Office of the Vice President for Global Communications

Monday, January 28, 2013

IT infrastructure improvements support computational research

A grant from the National Science Foundation will help the university make IT infrastructure improvements that will speed research computing on campus.

The work will improve connectivity between the university’s primary data centers and the visualization lab, as well as between campus and the broader Internet. As a result, faculty and student use of computational research resources will be faster and more efficient.

“These improvements have direct impact on Michigan’s research and educational missions, says Brian Noble, professor of electrical engineering and computer science in the College of Engineering.

“For example, faculty in the Atmospheric, Oceanic, and Space Sciences department will more easily be able to carry out large-scale atmospheric simulations using our shared high-performance research computers housed in university data centers” says Noble, principal investigator on the grant.

The four key improvements to the university’s networking infrastructure include:

• Upgrading the backbone data networks that connect campus to the Internet for a tenfold increase in speed from 10 Gigabits per second (Gbps) to 100Gbps.

• Upgrading connectivity to campus data centers that house high performance research computer clusters (called Nyx and Flux) from 10Gbps to 100Gbps.

• Upgrading connectivity to the UM3D Lab from 1Gbps to 10Gbps.

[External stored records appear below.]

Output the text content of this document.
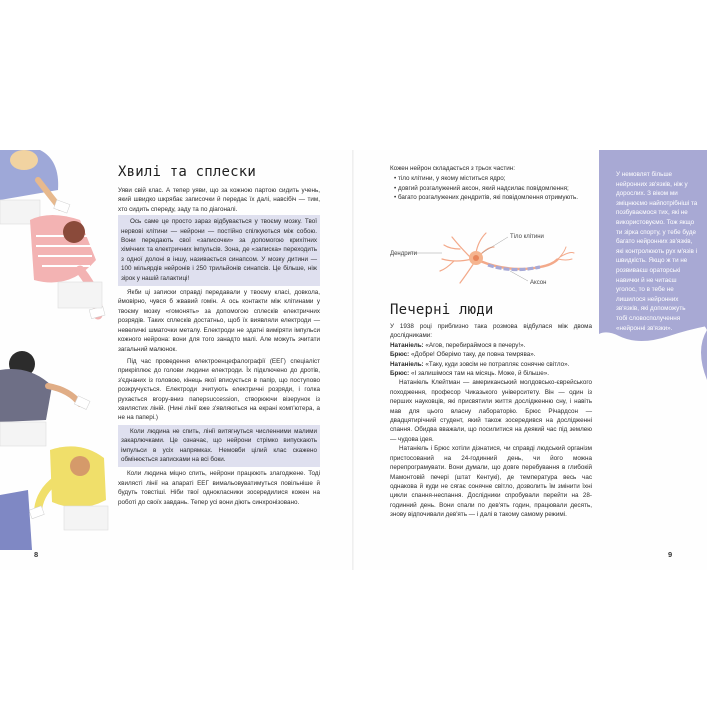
Хвилі та сплески

Уяви свій клас. А тепер уяви, що за кожною партою сидить учень, який швидко шкрябає записочки й передає їх далі, навсібіч — тим, хто сидить спереду, заду та по діагоналі.

Ось саме це просто зараз відбувається у твоєму мозку. Твої нервові клітини — нейрони — постійно спілкуються між собою. Вони передають свої «записочки» за допомогою крихітних хімічних та електричних імпульсів. Зона, де «записка» переходить з одної долоні в іншу, називається синапсом. У мозку дитини — 100 мільярдів нейронів і 250 трильйонів синапсів. Це більше, ніж зірок у нашій галактиці!

Якби ці записки справді передавали у твоєму класі, довкола, ймовірно, чувся б жвавий гомін. А ось контакти між клітинами у твоєму мозку «гомонять» за допомогою сплесків електричних розрядів. Таких сплесків достатньо, щоб їх виявляли електроди — невеличкі шматочки металу. Електроди не здатні виміряти імпульси кожного нейрона: вони для того занадто малі. Але можуть зчитати загальний малюнок.

Під час проведення електроенцефалографії (ЕЕГ) спеціаліст прикріплює до голови людини електроди. Їх підключено до дротів, з'єднаних із головою, кінець якої вписується в папір, що поступово розкручується. Електроди зчитують електричні розряди, і голка рухається вгору-вниз паперsuccession, створюючи візерунок із хвилястих ліній. (Нині лінії вже з'являються на екрані комп'ютера, а не на папері.)

Коли людина не спить, лінії витягнуться численними малими закарлючками. Це означає, що нейрони стрімко випускають імпульси в усіх напрямках. Немовби цілий клас скажено обмінюється записками на всі боки.

Коли людина міцно спить, нейрони працюють злагоджене. Тоді хвилясті лінії на апараті ЕЕГ вимальовуватимуться повільніше й будуть товстіші. Ніби твої однокласники зосередилися кожен на роботі до своїх завдань. Тепер усі вони діють синхронізовано.

8

Кожен нейрон складається з трьох частин:

• тіло клітини, у якому міститься ядро;
• довгий розгалужений аксон, який надсилає повідомлення;
• багато розгалужених дендритів, які повідомлення отримують.
Дендрити
Тіло клітини
Аксон
Печерні люди

У 1938 році приблизно така розмова відбулася між двома дослідниками:

Натаніель: «Агов, перебираймося в печеру!».

Брюс: «Добре! Оберімо таку, де повна темрява».

Натаніель: «Таку, куди зовсім не потрапляє сонячне світло».

Брюс: «І залишімося там на місяць. Може, й більше».

Натаніель Клейтман — американський молдовсько-єврейського походження, професор Чиказького університету. Він — один із перших науковців, які присвятили життя дослідженню сну, і навіть мав для цього власну лабораторію. Брюс Річардсон — двадцятирічний студент, який також зосередився на дослідженні спання. Обидва вважали, що посилитися на деякий час під землею — чудова ідея.

Натаніель і Брюс хотіли дізнатися, чи справді людський організм пристосований на 24-годинний день, чи його можна перепрограмувати. Вони думали, що довге перебування в глибокій Мамонтовій печері (штат Кентукі), де температура весь час однакова й куди не сягає сонячне світло, дозволить їм змінити їхні цикли спання-неспання. Дослідники спробували перейти на 28-годинний день. Вони спали по дев'ять годин, працювали десять, знову відпочивали дев'ять — і далі в такому самому режимі.

У немовлят більше нейронних зв'язків, ніж у дорослих. З віком ми зміцнюємо найпотрібніші та позбуваємося тих, які не використовуємо. Тож якщо ти зірка спорту, у тебе буде багато нейронних зв'язків, які контролюють рух м'язів і швидкість. Якщо ж ти не розвиваєш ораторські навички й не читаєш уголос, то в тебе не лишилося нейронних зв'язків, які допоможуть тобі словосполучення «нейронні зв'язки».
9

• Expanding infrastructure for network performance monitoring capabilities.

The Office for Research Cyberinfrastructure will manage the project and partner with Information and Technology Services to complete the necessary work. The grant covers the cost of the project, which is $487,000.

Andrew Palms, ITS executive director of communications systems and data centers, is a co-principal investigator on the grant. “This grant is an example of how university IT is collaborating with faculty and advancing the university’s critical missions.

“This year, we made great strides in high performance research computing when the new Modular Data Center was installed. Now, with the help of this grant, we will be able to connect data in the Michigan Academic Computing Center (MACC) and the UM3D lab to the Modular Data Center at high speed. The result will be a highly effective environment in which to implement systems and services supporting computational discovery,” Palms says.

Also a co-principal investigator for the project is Ken Powell, professor of aerospace engineering and interim associate vice president for research-cyberinfrastructure.